LogELECTRA: Self-supervised Anomaly Detection for Unstructured Logs
Yuuki Yamanaka, Tomokatsu Takahashi, Takuya Minami, Yoshiaki Nakajima
TL;DR
LogELECTRA presents a parser-free, self-supervised approach to log anomaly detection by applying ELECTRA's Replaced Token Detection to individual log lines, enabling immediate per-line detection of point anomalies. By training on normal logs to learn contextual token usage and scoring lines via token-replacement likelihood, it avoids detection delays inherent in time-series anomaly methods. Evaluations on BGL, Spirit, and Thunderbird show competitive performance against supervised methods and strong superiority over unsupervised baselines, with robustness to unseen templates and data-grouping variations. This approach offers practical benefits for real-time monitoring of large-scale, unstructured logs and opens avenues for scalability, transferability, and explicit delay measurement in deployment scenarios.
Abstract
System logs are some of the most important information for the maintenance of software systems, which have become larger and more complex in recent years. The goal of log-based anomaly detection is to automatically detect system anomalies by analyzing the large number of logs generated in a short period of time, which is a critical challenge in the real world. Previous studies have used a log parser to extract templates from unstructured log data and detect anomalies on the basis of patterns of the template occurrences. These methods have limitations for logs with unknown templates. Furthermore, since most log anomalies are known to be point anomalies rather than contextual anomalies, detection methods based on occurrence patterns can cause unnecessary delays in detection.
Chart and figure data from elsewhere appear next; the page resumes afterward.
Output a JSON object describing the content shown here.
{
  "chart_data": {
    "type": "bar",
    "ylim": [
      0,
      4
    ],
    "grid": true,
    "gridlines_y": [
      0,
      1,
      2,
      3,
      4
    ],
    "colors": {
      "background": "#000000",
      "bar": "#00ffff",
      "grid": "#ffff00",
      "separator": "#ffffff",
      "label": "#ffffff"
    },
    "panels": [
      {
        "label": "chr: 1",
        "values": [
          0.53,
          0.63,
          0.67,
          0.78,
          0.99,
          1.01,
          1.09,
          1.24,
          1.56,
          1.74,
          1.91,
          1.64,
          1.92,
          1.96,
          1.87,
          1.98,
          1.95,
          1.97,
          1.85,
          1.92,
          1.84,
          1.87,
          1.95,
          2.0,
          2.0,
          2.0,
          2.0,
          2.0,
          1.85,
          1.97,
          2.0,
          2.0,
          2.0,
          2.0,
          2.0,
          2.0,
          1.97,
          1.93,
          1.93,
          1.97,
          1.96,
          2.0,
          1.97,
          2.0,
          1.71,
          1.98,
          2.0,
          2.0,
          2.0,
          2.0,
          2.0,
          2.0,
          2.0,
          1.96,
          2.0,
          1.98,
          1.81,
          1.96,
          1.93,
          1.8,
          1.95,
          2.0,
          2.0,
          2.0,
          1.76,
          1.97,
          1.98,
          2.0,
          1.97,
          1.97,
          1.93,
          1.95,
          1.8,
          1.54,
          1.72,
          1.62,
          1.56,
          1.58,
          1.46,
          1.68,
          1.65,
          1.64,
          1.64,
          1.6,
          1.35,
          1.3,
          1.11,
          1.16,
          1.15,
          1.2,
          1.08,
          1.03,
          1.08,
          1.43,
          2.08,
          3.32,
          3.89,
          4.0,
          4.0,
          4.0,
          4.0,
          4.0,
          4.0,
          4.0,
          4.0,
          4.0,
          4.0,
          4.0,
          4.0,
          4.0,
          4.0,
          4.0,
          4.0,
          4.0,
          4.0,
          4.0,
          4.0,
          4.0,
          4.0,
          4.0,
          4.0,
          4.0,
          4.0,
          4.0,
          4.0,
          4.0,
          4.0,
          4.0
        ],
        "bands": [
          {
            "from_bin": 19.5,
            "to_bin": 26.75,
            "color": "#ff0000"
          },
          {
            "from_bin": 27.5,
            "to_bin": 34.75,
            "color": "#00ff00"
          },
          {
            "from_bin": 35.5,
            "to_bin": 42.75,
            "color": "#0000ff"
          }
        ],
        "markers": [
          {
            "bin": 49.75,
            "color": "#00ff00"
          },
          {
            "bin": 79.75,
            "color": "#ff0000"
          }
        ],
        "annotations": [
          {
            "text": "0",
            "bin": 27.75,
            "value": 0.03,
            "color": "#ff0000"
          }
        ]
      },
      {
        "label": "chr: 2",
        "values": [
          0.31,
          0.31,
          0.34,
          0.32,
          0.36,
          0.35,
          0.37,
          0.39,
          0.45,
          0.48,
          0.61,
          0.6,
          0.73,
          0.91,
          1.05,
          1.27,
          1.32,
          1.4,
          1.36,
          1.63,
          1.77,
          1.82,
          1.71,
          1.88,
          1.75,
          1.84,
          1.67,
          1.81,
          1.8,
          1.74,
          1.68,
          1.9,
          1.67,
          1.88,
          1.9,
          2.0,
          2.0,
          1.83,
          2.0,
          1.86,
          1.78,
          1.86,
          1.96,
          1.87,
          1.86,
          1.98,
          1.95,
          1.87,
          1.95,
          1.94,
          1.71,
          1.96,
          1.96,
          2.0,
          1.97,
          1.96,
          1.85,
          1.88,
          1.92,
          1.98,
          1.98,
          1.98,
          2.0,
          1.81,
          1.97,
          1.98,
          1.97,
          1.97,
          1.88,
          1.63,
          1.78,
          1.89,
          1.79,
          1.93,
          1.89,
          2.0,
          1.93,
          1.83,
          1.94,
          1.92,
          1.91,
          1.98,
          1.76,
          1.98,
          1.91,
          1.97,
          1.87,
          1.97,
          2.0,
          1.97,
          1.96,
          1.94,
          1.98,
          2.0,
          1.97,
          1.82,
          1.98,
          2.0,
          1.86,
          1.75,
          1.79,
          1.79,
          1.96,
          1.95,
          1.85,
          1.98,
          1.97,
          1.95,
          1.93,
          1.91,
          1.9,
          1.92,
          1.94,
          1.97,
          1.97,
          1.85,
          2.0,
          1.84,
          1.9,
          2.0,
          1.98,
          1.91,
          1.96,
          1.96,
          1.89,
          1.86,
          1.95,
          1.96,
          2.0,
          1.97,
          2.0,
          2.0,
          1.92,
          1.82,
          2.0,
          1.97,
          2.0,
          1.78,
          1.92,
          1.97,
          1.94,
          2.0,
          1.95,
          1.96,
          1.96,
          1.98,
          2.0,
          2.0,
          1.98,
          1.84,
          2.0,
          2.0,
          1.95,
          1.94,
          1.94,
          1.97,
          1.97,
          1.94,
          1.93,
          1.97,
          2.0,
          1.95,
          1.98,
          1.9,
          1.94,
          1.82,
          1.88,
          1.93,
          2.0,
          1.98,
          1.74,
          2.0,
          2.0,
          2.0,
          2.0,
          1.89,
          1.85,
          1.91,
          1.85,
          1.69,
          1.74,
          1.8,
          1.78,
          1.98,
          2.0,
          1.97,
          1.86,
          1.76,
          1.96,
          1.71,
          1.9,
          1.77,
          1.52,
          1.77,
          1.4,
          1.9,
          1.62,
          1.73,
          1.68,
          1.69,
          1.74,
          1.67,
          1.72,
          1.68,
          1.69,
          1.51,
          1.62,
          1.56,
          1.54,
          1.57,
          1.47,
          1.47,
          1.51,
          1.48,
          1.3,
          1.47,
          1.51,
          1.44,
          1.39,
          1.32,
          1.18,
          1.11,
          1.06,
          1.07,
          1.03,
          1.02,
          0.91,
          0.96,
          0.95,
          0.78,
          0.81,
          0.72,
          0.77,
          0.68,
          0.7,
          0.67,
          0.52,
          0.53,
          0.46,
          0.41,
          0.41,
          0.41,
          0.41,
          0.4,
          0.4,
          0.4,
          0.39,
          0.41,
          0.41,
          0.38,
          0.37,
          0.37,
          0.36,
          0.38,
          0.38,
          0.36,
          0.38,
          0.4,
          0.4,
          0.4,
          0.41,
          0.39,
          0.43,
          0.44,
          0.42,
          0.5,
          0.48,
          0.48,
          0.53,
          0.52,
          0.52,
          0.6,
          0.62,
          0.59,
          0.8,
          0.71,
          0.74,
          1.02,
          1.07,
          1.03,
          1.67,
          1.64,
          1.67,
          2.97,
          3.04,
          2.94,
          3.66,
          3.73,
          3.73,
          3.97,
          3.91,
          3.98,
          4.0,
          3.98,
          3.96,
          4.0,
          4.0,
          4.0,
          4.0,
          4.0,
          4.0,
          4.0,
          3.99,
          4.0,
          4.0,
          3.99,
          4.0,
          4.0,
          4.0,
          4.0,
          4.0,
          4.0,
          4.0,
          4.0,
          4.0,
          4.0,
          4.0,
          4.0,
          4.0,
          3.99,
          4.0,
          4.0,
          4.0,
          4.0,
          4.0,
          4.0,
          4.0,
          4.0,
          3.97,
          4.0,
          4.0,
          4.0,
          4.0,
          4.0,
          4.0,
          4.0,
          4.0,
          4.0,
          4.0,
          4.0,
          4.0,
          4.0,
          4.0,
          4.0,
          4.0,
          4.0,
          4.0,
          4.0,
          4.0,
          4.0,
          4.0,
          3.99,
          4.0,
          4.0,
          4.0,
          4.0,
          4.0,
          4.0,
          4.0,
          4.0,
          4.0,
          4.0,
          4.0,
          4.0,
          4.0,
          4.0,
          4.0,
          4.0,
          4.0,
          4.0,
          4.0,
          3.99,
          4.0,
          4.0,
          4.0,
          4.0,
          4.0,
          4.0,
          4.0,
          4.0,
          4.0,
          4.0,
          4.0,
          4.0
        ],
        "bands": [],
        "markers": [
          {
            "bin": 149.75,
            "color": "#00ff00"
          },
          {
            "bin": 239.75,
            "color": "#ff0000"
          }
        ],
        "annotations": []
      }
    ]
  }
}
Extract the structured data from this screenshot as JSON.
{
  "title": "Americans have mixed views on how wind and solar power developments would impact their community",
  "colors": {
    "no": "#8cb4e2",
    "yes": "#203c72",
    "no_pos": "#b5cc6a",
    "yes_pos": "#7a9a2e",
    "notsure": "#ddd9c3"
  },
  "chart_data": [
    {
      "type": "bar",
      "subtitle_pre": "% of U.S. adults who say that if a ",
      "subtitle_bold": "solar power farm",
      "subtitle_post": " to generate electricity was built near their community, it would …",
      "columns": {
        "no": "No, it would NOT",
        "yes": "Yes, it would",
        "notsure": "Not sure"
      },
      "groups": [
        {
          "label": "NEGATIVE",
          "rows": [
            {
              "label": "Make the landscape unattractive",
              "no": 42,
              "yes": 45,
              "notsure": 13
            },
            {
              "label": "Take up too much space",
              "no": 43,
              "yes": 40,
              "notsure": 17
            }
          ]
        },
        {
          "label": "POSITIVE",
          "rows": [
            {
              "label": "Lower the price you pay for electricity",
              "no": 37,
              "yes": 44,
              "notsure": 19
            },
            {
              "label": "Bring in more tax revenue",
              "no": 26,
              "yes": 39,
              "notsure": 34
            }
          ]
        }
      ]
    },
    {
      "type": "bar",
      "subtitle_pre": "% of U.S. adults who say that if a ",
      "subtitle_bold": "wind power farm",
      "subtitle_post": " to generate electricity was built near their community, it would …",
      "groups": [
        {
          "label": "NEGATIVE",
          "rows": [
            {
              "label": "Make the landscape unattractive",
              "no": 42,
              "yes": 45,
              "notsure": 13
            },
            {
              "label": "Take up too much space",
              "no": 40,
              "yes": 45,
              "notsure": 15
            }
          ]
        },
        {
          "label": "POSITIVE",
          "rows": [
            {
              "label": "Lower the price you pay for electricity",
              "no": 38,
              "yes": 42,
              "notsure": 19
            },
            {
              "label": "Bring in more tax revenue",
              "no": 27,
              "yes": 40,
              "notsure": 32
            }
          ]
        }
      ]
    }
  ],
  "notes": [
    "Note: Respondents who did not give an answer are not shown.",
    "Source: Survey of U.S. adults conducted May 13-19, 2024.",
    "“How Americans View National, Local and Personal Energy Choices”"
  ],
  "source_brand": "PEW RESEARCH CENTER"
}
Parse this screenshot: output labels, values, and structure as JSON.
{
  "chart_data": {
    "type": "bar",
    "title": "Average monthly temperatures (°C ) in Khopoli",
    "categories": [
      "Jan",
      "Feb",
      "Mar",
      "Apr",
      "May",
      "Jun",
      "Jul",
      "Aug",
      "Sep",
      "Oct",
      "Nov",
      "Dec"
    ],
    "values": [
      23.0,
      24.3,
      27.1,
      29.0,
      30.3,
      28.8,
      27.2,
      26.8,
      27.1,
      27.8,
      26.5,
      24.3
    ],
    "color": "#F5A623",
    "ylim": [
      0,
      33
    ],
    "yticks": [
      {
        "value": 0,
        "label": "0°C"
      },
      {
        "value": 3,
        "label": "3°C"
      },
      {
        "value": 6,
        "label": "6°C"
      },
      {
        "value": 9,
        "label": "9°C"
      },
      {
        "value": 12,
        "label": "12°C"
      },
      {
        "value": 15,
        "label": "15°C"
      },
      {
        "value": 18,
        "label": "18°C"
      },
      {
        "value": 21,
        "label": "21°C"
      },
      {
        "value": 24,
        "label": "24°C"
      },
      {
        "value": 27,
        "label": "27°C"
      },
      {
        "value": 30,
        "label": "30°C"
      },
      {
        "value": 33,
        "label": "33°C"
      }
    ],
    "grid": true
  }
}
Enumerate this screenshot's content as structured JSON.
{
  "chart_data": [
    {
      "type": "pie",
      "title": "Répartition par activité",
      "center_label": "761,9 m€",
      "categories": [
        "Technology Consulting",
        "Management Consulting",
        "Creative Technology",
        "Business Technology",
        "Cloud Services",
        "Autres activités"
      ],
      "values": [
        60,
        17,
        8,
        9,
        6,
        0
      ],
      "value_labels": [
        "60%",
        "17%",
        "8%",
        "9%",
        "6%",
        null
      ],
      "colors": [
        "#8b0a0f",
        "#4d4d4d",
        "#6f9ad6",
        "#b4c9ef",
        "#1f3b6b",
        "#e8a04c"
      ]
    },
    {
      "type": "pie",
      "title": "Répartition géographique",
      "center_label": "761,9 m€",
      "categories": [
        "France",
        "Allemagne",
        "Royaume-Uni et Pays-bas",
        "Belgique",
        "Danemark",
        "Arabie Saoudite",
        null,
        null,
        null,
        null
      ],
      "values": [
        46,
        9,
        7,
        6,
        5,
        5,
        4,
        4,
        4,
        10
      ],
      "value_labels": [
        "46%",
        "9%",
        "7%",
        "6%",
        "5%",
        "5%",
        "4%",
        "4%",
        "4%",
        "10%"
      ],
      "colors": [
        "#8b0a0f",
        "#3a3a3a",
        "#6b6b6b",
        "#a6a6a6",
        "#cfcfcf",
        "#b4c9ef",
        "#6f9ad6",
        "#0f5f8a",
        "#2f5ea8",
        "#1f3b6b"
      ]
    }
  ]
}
In this paper, we propose LogELECTRA, a new log anomaly detection model that analyzes a single line of log messages more deeply on the basis of self-supervised anomaly detection. LogELECTRA specializes in detecting log anomalies as point anomalies by applying ELECTRA, a natural language processing model, to analyze the semantics of a single line of log messages. LogELECTRA outperformed existing state-of-the-art methods in experiments on the public benchmark log datasets BGL, Sprit, and Thunderbird.